Designed with Nike's trademark visually gripping graphics, Sole Provider: Thirty Years of NIKE Basketball is a collection of Nike hoop shoes and the subculture that surrounds them. Text by Slam magazine editor-at-large Robert "Scoop" Jackson, Sole Provider gives the inside story of NIKE Basketball - from its inception in 1972 to its incredible success as the basketball brand with over 60% market share.
Featuring anecdotal facts and figures, inside interviews with NBA players, Nike footwear designers, musicians, and other pop-culture notables, Sole Provider showcases the historical context of the game with exclusive images from Nike's archives: posters, print advertisements, commercial stills, behind-the-scenes footage, NBA photos, and never-before-published images. Features spreads that illustrate the development of the most pivotal shoes during this period, as well as interviews with designers and drawings of their prototypes; Features the key shoes and the players associated with them including: The Blazer (George "Iceman" Gervin), The Bruin (Moses Malone), The Air Force I (Michael Ray Richardson), The Air Jordan (Michael Jordan), The Alpha Force (Charles Barkley), and many more. Features never-before-published images - as well as insights - from the Nike archives of iconic NBA players including Moses Malone, Patrick Ewing, Michael Jordan, Charles Barkley, and Jason Kidd, among others. Features still from famous advertising campaigns by Wieden & Kennedy featuring Nike alumni including Spike Lee, Bugs Bunny, Steve Martin, Godzilla, and Lil' Penny, among others. Index pages provide an at-a-glance look at all the shoes produced. Features a chronological history of the Nike and NBA partnership over three decades. Features the WNBA (Women's National Basketball Association.)
My mom kindly gifted me this book in high school.
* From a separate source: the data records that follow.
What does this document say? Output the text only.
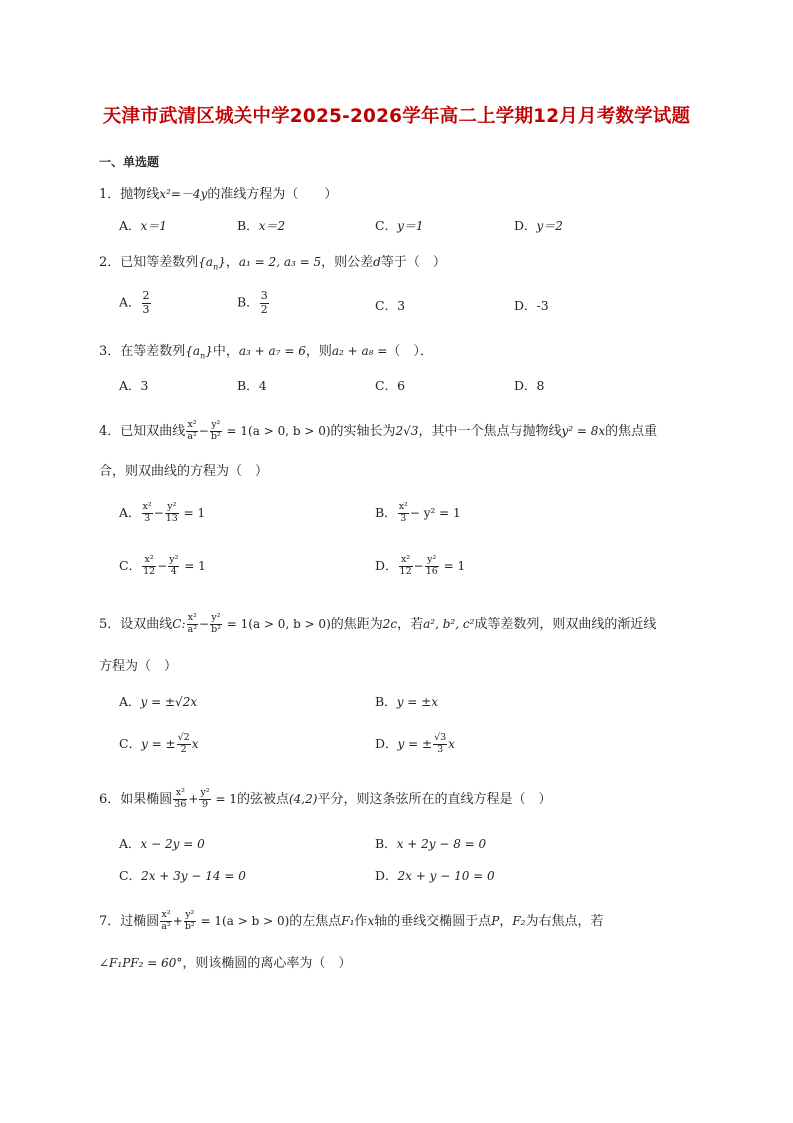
天津市武清区城关中学2025-2026学年高二上学期12月月考数学试题
一、单选题
1．抛物线x²=－4y的准线方程为（　　）
A．x＝1	B．x＝2	C．y＝1	D．y＝2
2．已知等差数列$\{a_n\}$，a₁ = 2, a₃ = 5，则公差d等于（　）
A． $\frac{2}{3}$	B． $\frac{3}{2}$	C．3	D．-3
3．在等差数列$\{a_n\}$中，a₃ + a₇ = 6，则a₂ + a₈ =（　）．
A．3	B．4	C．6	D．8
4．已知双曲线 $\frac{\text{x²}}{\text{a²}} - \frac{\text{y²}}{\text{b²}} = 1(a > 0$, b > 0)的实轴长为2√3，其中一个焦点与抛物线y² = 8x的焦点重
合，则双曲线的方程为（　）
A． $\frac{\text{x²}}{3} - \frac{\text{y²}}{13} = 1$	B． $\frac{\text{x²}}{3} - y^2 = 1$
C． $\frac{\text{x²}}{12} - \frac{\text{y²}}{4} = 1$	D． $\frac{\text{x²}}{12} - \frac{\text{y²}}{16} = 1$
5．设双曲线C: $\frac{\text{x²}}{\text{a²}} - \frac{\text{y²}}{\text{b²}} = 1(a > 0$, b > 0)的焦距为2c，若a², b², c²成等差数列，则双曲线的渐近线
方程为（　）
A．y = ±√2x	B．y = ±x
C．y = ± $\frac{√2}{2}$ x	D．y = ± $\frac{√3}{3}$ x
6．如果椭圆 $\frac{\text{x²}}{36} + \frac{\text{y²}}{9} = 1$的弦被点(4,2)平分，则这条弦所在的直线方程是（　）
A．x − 2y = 0	B．x + 2y − 8 = 0
C．2x + 3y − 14 = 0	D．2x + y − 10 = 0
7．过椭圆 $\frac{\text{x²}}{\text{a²}} + \frac{\text{y²}}{\text{b²}} = 1(a > b > 0)$的左焦点F₁作x轴的垂线交椭圆于点P，F₂为右焦点，若
∠F₁PF₂ = 60°，则该椭圆的离心率为（　）
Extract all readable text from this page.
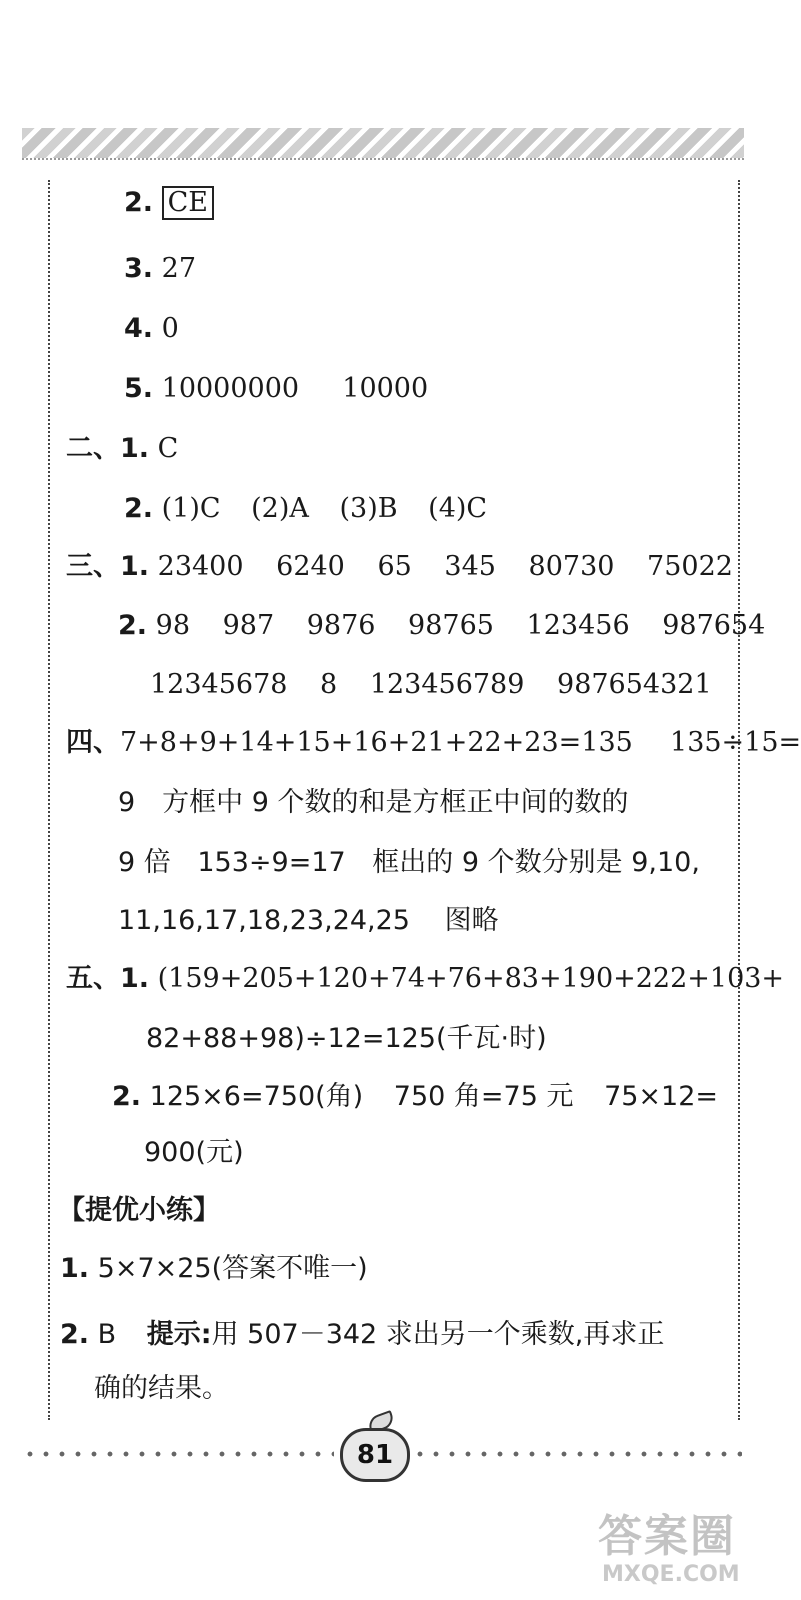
2. CE
3. 27
4. 0
5. 10000000 10000
二、1. C
2. (1)C (2)A (3)B (4)C
三、1. 23400 6240 65 345 80730 75022
2. 98 987 9876 98765 123456 987654
12345678 8 123456789 987654321
四、7+8+9+14+15+16+21+22+23=135 135÷15=
9　方框中 9 个数的和是方框正中间的数的
9 倍 153÷9=17 框出的 9 个数分别是 9,10,
11,16,17,18,23,24,25 图略
五、1. (159+205+120+74+76+83+190+222+103+
82+88+98)÷12=125(千瓦·时)
2. 125×6=750(角) 750 角=75 元 75×12=
900(元)
【提优小练】
1. 5×7×25(答案不唯一)
2. B 提示:用 507－342 求出另一个乘数,再求正
确的结果。
81
答案圈
MXQE.COM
I was obsessed with basketball, playing hours on the daily, watching hours of NBA and college ball, and a little bit of a "head" myself, owning 4 pairs of Jordans, 7+ colorways of Air Force 1s, Air Zoom Flights, Dunks, Air Max CB2, and countless other b-ball shoes by the end of my middle and high school career. I even dreamed of being a shoe designer, sketching prototypes in my sketchbook or doodling them on assignments when bored in class.
So, upon creating a GR account, I marked Sole Provider 5 stars. 'Cause in my memory I'm like, I love this book! Well, more like, I loved the design and glancing through the index. I'm a sucker for nicely organized aesthetics and categorization. I'm sure I read through some of the text, but my love for this book was all about the visuals.
Now, having actually read through the text of the book, I can confirm, this book is all about the visuals. The paragraphs accompanying the shoe images start off strong enough at the beginning, offering some insight into the origins of shoe and basketball culture. But after a while, the paragraphs start ranging from annoyingly amusing, to just straight annoying, to self-congratulatory mythologizing, to irrelevant, or most egregiously--blasphemously wrong! (check the completely wrong blurb around the Jordan XIII, which the author says came out in 1998 after Jordan retired, when every casual knows that Jordan played NBA games in XIVs, go watch the iconic shot against the Jazz! And then the index at the end of the book indeed confirms that the Jordan XIII came out in 1997, not 1998. Publishing incorrect content in a book about time and the evolution of Nike basketball shoes is a ridiculous error that undercuts the quality of the book).
But man, the book is still a visual feast for any sneakerhead. The layouts are beautiful. The old ads and print material are a cool walk down memory lane. The sketches are beautiful and inspiring. I wish I had a ginormous closet and 100 pairs of Nikes right now! And that index...wooo, it's still seductively gorgeous to those of us who love an orderly collection.
So, yeah, I love this book to look at, but I think it could've been better with a different style of text accompanying. Not dry and plain. But a little more insight into the designers' decisions and maybe some interviews, to balance with the high-stylized and sometimes irrelevant filler.
This book is about the sneaker company Nike and how they have been very sucessful with the the basketball shoes they make for the sport of basketball. Nike makes sneakers for other sports like running, tennis,football and others but they really out due themsleves with the sport of basketball. Nike has mainly focused on making sneakers for basketball in the 80s and 90s and in the present day they have really improved the technology and materials they use for those nike basketball sneakers. I really enjoyed this book because i have been wearing nikes for a long time and its good to see the history. But in my point of view i think majority of the sneakers they made back in the day were better but in the persent day there are so many good kicks to perform basketball very well.
the history of nike basketball told through a chronology of sneakers - this book made me a sneakerhead - it catalogues the basketball sneakers from 1970-to the Air Jordan XIII perfectly in an index as well - great photos, artist sketches, and old advertisements; overall good graphic layout
Any sneaker-head should have this book in his collection. It talks about every iconic Nike Basketball shoe...from the Nike Blazer all the way up to Jordan XVIII.